I primi si impegnano a conquistare fette di mercato attraverso una libera concorrenza, pagano le tasse (si, anche quello…), sviluppano le proprie aziende facendo anche un’opera sociale perché offrono ai loro dipendenti/collaboratori la possibilità di guadagnare e di realizzare le proprie aspirazioni.
Gli altri continuano ad aprire e chiudere aziende semplicemente per evadere, vivono di sussidi e contributi che si guardano bene dal restituire, licenziano i dipendenti senza pagare loro il tfr (che sono soldi dei dipendenti depositati presso l’azienda): sono semplicemente dei parassiti che sfruttano la società.
Quali rimedi? semplificazione di leggi e regolamenti, controlli non solo formali ma soprattutto di sostanza, velocizzazione delle procedure (quello che da sempre suggerisce Libertates).
Non certo, ad esempio, come il decreto che è stato recentemente promulgato e che vieta all’Agenzia delle Entrate di fare istanza di fallimento per ditte che non hanno pagato le tasse se questo può portare a riduzioni di personale.
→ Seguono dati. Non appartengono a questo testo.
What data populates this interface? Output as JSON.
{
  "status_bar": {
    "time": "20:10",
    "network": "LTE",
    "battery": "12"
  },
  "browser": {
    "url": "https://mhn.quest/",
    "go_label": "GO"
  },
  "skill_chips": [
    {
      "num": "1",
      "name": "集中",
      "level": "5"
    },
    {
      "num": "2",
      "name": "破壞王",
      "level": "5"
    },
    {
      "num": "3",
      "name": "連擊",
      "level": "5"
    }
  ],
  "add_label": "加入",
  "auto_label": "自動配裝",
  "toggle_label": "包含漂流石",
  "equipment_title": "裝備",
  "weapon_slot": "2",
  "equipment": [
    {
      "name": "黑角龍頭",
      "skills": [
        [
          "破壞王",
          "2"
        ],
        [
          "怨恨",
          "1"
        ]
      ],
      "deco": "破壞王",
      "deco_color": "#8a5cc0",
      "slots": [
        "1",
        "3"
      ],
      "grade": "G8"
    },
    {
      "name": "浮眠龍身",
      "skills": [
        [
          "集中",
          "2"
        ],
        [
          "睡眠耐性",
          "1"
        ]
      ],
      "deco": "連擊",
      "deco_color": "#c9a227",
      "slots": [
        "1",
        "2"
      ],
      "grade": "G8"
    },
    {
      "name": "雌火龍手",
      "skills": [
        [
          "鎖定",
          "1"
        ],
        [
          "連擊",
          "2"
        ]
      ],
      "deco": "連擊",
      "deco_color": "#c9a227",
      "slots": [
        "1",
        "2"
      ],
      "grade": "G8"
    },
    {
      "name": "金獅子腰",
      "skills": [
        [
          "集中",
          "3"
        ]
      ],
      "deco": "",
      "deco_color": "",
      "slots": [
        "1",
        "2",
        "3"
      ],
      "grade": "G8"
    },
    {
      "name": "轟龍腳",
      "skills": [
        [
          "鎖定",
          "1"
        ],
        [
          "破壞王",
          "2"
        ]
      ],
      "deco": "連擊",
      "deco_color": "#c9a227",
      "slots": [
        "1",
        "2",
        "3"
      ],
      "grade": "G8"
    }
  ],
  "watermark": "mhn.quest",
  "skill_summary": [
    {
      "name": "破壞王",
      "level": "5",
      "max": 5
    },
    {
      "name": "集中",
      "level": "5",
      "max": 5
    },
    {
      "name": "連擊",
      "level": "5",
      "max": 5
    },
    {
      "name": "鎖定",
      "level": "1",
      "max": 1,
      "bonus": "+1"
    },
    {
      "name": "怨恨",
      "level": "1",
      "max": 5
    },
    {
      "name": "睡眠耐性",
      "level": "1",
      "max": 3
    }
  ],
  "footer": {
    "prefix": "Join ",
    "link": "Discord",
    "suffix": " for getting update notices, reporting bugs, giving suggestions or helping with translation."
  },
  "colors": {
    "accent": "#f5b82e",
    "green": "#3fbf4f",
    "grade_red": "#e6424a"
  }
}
È un provvedimento solo apparentemente sociale e di difesa degli interessi dei lavoratori perché se una ditta non paga perché in stato prefallimentare servirà solo a prolungarne l’agonia e l’inevitabile distorsione del mercato, mentre per un imprenditore “negativo” è solo un favore ai suoi interessi e ai suoi illeciti guadagni.